Bestseller
Shaped frontend architecture from first customer conversation to foundation: presales, architecture, and team enablement across a genuinely complex B2B platform.
Bestseller came to us with an ambitious brief: build a B2B platform capable of supporting high-pace feature expansion and advanced custom requirements from day one. They weren't just buying a webshop. They were investing in a foundation they'd build on for years.
The product domain was genuinely one of the most complex I'd encountered. Styles carried multiple dimensions of variance, orders spanned multiple delivery locations, and the product detail page served as a live view into the basket for that style family, meaning every interaction on the page handled the complexity of simultaneously being a basket operation too. Power users needed to navigate this through fully keyboard-accessible, interactive tables. And underneath it all, the system had to stay performant while rendering and re-rendering large, deeply nested datasets.
Bestseller is one of the world's leading fashion groups, a Danish company founded in 1975 with 20+ international brands including Jack & Jones, Vero Moda, and Only. The group operates a high-volume B2B wholesale platform serving tens of thousands of retail buyers globally, alongside a growing direct-to-consumer presence, making their digital platform a core piece of commercial infrastructure.
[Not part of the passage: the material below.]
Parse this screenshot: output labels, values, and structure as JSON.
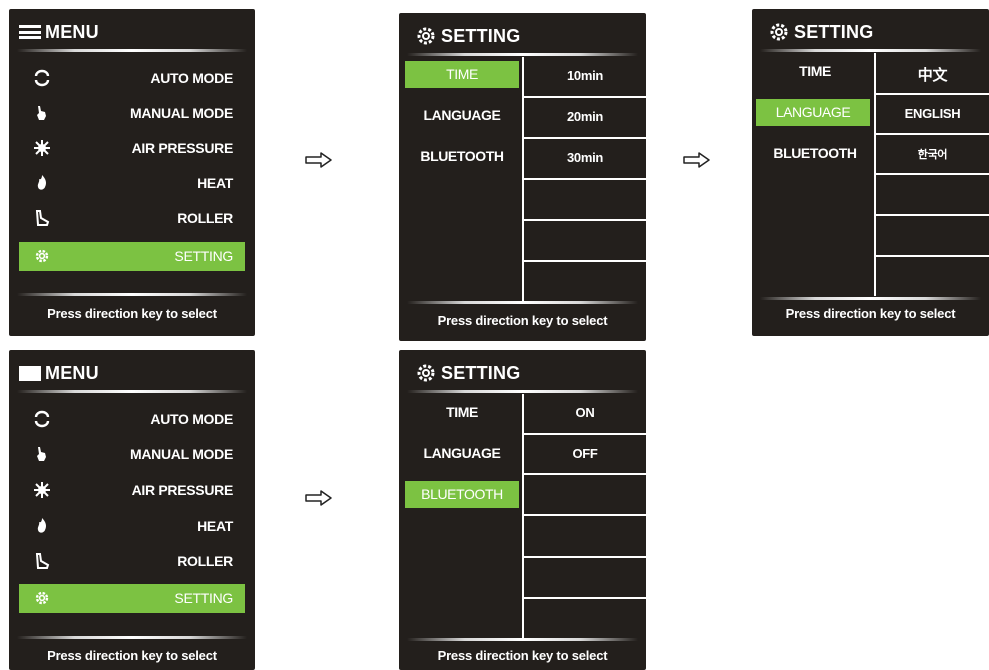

I represented the frontend perspective throughout a months-long presales and discovery process involving a 10+ person cross-functional team, collaborating closely with stakeholders from Bestseller and our product team, including product owners, project managers, UX, design, and backend. My job was to make sure the technical complexity was fully understood and that we aligned on exactly what we wanted to build before a line of code was written.
That meant being a core part of the team mapping requirements, shaping user stories and acceptance criteria, and designing the frontend/backend data contracts early, so the team could move fast later without hitting architectural walls.
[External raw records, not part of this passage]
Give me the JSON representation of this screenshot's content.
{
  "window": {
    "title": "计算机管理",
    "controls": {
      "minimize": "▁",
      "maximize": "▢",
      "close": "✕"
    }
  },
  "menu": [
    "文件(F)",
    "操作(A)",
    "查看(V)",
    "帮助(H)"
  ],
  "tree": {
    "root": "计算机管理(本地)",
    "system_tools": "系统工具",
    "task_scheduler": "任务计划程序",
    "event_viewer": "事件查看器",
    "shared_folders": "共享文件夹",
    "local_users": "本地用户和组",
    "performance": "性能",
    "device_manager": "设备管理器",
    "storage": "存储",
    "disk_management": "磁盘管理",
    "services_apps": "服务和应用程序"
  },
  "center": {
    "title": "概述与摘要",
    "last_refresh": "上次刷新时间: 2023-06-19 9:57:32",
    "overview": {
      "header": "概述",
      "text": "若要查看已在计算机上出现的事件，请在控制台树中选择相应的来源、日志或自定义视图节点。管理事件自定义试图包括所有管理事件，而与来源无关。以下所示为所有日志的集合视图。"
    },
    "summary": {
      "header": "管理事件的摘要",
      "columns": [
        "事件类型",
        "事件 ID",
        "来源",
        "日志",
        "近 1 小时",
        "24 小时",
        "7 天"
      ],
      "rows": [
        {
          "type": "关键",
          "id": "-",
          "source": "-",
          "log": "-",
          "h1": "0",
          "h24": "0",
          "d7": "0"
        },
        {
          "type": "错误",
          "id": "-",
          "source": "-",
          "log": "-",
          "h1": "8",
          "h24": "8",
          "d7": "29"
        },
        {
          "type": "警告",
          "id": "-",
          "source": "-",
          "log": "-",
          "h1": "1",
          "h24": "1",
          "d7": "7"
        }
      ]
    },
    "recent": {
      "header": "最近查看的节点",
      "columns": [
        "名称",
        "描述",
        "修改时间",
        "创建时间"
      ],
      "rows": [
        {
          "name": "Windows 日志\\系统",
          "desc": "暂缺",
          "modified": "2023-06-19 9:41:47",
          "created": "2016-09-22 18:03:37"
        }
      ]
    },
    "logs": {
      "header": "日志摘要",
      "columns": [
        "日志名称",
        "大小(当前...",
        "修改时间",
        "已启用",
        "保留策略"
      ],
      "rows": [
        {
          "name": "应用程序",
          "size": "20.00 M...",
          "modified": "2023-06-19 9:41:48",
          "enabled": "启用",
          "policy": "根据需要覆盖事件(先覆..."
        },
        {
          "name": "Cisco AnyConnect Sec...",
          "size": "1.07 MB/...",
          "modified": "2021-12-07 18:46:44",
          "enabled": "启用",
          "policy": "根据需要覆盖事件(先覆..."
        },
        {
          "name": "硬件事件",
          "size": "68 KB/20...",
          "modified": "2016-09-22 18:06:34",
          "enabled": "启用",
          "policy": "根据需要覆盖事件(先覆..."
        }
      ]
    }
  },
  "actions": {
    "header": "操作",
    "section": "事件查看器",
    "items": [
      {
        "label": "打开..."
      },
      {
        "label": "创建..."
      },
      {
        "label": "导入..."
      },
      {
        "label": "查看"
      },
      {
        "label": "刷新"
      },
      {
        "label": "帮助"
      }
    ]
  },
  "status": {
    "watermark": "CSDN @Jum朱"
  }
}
When development kicked off, we bootstrapped the project from Blueprint, the shared platform at Hesehus where I spearheaded the frontend layer, encapsulating our best practices across architecture, a design system approach, React patterns, TypeScript, accessibility, and performance.
The design system layer was one of the first things we tackled: reskinning Blueprint to Bestseller's brand, mapping their design tokens and components from Figma to code, creating the infrastructure for multi-theme support to accommodate the multitude of brands under the Bestseller name, and documenting everything in Storybook so the team had a clear, trustworthy source of truth to build from.
From there, the focus shifted to typed endpoints and a strict frontend/backend contract. Given the depth of the product hierarchy and the volume of data being rendered, the frontend and backend needed a shared language that could scale with the complexity. I worked with the incoming frontend lead to establish those contracts, and spent the first months of the project onboarding and mentoring a team of frontend developers, establishing architectural guidelines, contribution workflows, and the collaborative rituals that would let them move fast and stay aligned once I handed over the reins.

- Built multi-theme design system infrastructure covering the full Bestseller brand family, documented end-to-end in Storybook
- Established typed frontend/backend data contracts before development started, enabling the team to scale without architectural rework
- Onboarded and mentored the frontend team, putting architectural guidelines and contribution workflows in place from day one
This project reinforced how much the early, behind-the-scenes work matters. Getting cross-functional alignment between design, backend, frontend, and the client before development starts isn't just good process, it's what allows a team to absorb growth without chaos. When the foundation is solid and everyone understands why decisions were made, onboarding new engineers becomes manageable rather than disruptive.
Working at the intersection of presales and architecture also reinforced something I now believe strongly: the best technical decisions happen when engineers are in the room early, asking hard questions before the first decisions are made.
The best technical decisions happen when engineers are in the room early. This project taught me that a solid foundation isn't just about code: it's about alignment, clarity, and setting a team up to grow without chaos.